Abrasion Resistance: There is an element of abrasive wear in almost all fluid service applications. In the concern for corrosion resistance, this abrasion element of the environment is often overlooked. Especially for pipe subjected to high flows or where there may be particulate matter contamination (i.e. cooling water applications, river water, waste handling, etc.) abrasion design needs to be considered for all FRP pipe.
As with corrosion resistance, the resin matrix provides the abrasion resistance. With a properly designed and selected corrosion barrier/liner, the abrasion resistance (and the pipe life) can be up to ten times greater than for unlined pipe, where the glass filaments are directly exposed to the service wear. With unlined pipe, very rapid wear can occur, with the roving filaments being “picked” away from the surface.
Through further modifications of the corrosion barrier/liner, consisting of proper resin
selection, proper type of non-glass reinforcement, and armoring modifiers, the abrasion resistance of the corrosion barrier can be further improved.
Another compelling reason for always using a corrosion barrier/liner in FRP composite pipe is to provide the capability for changes in service environment. Even if the current service environment would not benefit from the additional protection of a corrosion barrier/liner, the addition of a corrosion barrier/liner provides insurance that future changes in the service stream can take place without concern for the life of the FRP pipe.
Perhaps the nature of the waste stream may be different five or ten years from today. Perhaps even for relatively mild cooling water or river water service, the end user may want to add treatment chemicals in the future.
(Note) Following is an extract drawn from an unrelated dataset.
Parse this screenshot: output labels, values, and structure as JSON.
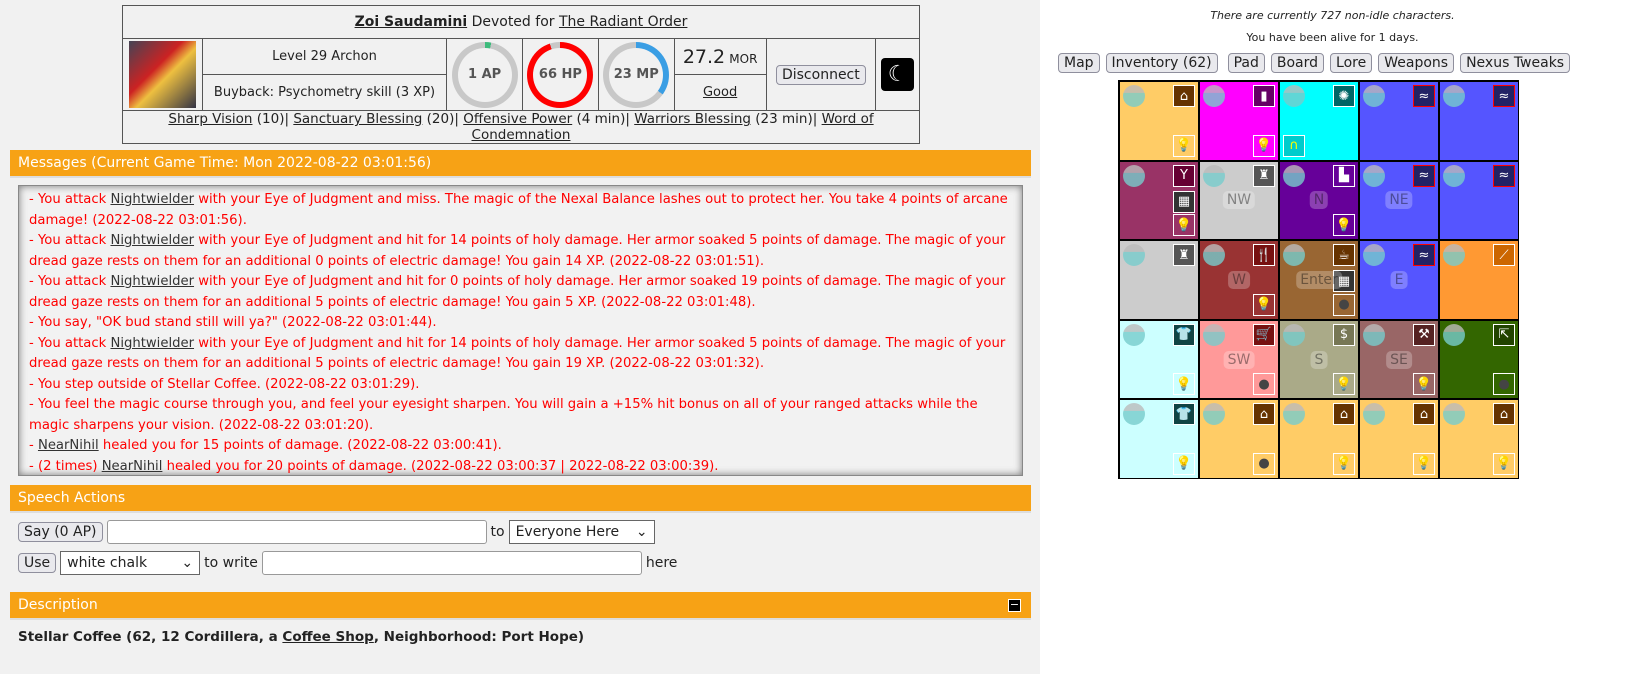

The zebra mussel that is attaching itself to the insides of pipe has made headlines.
The addition of a corrosion barrier/liner for pipe would provide additional abrasion resistance in removing, by mechanical means or hydro blasting, such mussel buildups. The small additional cost for a corrosion barrier/liner can be a very inexpensive insurance policy for the future.
The final benefit to using lined FRP composite pipe is lower in-service costs. One of the advantages of FRP composite plastic pipe is its internal smoothness over its entire service life, especially when compared to other materials such as concrete, steel, etc. This smoothness is translated into less friction and, thus, lower pumping cost. In some cases, even a smaller diameter pipe can be used.
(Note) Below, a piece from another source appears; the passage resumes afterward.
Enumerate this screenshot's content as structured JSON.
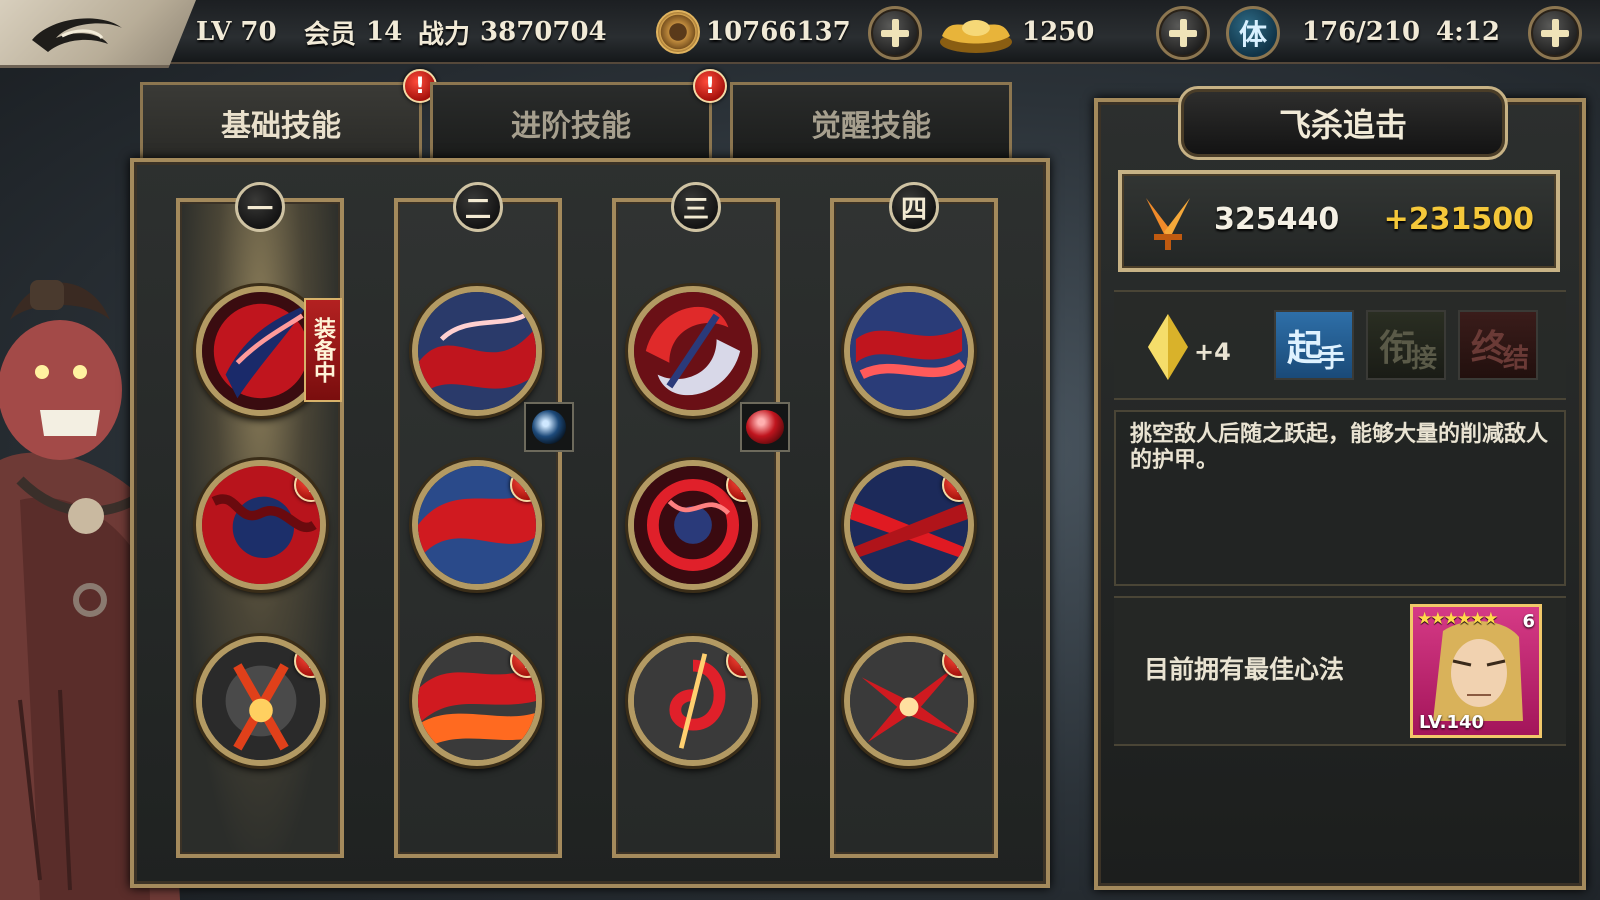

Even small differences in the smoothness of the FRP pipe interior can be translated into dollar savings in electricity or fuel (for the pumps). The glass smoothness of the high resin content corrosion barrier/liner is measurably better than for unlined FRP pipe. In addition, the energy savings advantage of the resin-rich corrosion barrier/liner increases with age.
Except for conduit, in almost all instances a corrosion barrier/liner can be economically justified for FRP composite pipe. We recommend, as a minimum, a 40 mil thick C-veil and/or Nexus reinforced corrosion barrier/liner. For moderate and severe corrosive environments, an even thicker corrosion barrier/liner should be considered.
We will be glad to work with you in selecting the best corrosion barrier/liner for their service
environment. We are confident that “lined” FRP pipe will provide the end user their lowest cost per year of service life and, thus, their “Best Buy”.